Birinci telgraf, 29 Ağustos 1915’de Ankara’ya çekiliyor. Telgrafta Talat
Paşa, “Vilâyât-ı şarkiyeye âid Ermeni meselesi hal olunmuşdur. Fuzûlî
mezâlimle millet ve hükûmetin lekedâr edilmesine lüzûm yokdur”,
demektedir. Telgrafın dili çok açık. 29 Ağustos’a kadar cinayetlerin
işlenmiş olduğu kabul ediliyor ve 29 Ağustos itibarıyla, Ermeni meselesi
hal olunmuş olduğu için, artık şiddete başvurmak fuzuli sayılıyor. Bu
nedenle de fuzuli mezalime gerek yoktur diyor.
Sorum çok basit, sayın Başbakan, 10 yıldır Hükümet yönetiyorsunuz. Bir
İçişleri Bakanı olarak Talat Paşa, sizce “fuzuli” ve “fuzuli olmayan”

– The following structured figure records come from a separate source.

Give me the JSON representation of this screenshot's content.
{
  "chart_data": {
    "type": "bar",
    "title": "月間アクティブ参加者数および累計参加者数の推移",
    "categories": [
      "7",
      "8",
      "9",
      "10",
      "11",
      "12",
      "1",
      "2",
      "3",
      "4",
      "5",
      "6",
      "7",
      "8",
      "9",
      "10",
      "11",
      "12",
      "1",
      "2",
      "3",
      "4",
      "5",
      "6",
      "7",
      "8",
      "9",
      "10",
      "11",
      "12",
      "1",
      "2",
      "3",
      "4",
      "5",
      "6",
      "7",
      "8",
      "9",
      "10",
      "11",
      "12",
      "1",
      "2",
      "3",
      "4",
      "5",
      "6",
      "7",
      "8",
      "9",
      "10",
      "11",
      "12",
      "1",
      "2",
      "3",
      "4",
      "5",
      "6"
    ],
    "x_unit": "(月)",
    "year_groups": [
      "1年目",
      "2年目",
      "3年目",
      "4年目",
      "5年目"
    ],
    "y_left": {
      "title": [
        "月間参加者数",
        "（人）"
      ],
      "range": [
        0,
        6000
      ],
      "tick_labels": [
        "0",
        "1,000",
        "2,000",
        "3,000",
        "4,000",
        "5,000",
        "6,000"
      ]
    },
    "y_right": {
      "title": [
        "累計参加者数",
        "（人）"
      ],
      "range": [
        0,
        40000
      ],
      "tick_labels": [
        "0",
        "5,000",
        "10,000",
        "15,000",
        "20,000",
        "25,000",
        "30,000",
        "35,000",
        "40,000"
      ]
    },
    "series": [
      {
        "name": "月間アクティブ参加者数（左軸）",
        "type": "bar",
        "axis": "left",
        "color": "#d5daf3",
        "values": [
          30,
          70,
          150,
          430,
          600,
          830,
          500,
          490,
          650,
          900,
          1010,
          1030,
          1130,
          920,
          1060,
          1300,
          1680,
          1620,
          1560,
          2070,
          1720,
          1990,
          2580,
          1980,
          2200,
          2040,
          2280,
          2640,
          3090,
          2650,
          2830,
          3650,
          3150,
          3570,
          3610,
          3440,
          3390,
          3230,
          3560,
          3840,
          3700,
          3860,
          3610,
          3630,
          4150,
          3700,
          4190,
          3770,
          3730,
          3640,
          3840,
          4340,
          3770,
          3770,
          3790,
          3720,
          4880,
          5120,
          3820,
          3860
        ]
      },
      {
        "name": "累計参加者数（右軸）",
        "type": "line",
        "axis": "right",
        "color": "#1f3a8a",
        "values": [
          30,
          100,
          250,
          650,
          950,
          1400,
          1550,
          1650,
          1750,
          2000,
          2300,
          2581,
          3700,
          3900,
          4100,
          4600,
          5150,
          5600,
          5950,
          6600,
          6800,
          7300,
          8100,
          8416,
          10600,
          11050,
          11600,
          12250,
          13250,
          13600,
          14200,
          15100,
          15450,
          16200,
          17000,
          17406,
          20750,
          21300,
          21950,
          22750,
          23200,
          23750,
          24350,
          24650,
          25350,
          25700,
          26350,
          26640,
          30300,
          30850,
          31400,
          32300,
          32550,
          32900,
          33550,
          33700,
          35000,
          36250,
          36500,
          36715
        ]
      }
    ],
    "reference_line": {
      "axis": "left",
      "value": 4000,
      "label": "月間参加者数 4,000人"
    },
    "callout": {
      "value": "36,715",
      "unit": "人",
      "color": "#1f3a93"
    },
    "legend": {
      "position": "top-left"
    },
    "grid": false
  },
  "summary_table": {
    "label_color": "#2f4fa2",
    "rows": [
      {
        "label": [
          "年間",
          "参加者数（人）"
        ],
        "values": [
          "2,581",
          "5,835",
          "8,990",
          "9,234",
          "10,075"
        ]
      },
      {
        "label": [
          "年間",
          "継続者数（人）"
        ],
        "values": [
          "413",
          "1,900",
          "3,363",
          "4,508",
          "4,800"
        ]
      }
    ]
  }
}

şiddet ayırımını niye yapıyor? Fuzuli olmayan, yani gerekli ve doğru
olan şiddet ne? “Fuzuli olan” şiddet ne? Bu “fuzuli olan ve olmayan”
şiddeti uygulayanlar kimler? Eğer sözünü ettiğiniz “millet” değilse, kim
bunlar? Öyle ya, ortada cinayetlerin işlendiğini, bunları “fuzuli” ve
“fuzuli olmayan” diye ayırarak bir Hükümet yetkilisi açıkça söylüyor ve
kabul ediyor. Bir soru daha, acaba bu “fuzuli ve fuzuli olmayan”
cinayetleri işleyenler hakkında ne tür işlemler yapıldı, biliyor
musunuz?
Peki, halledilmek istenen Ermeni meselesi nedir? Ve neye göre, “hallolunduğu” düşünülüyor?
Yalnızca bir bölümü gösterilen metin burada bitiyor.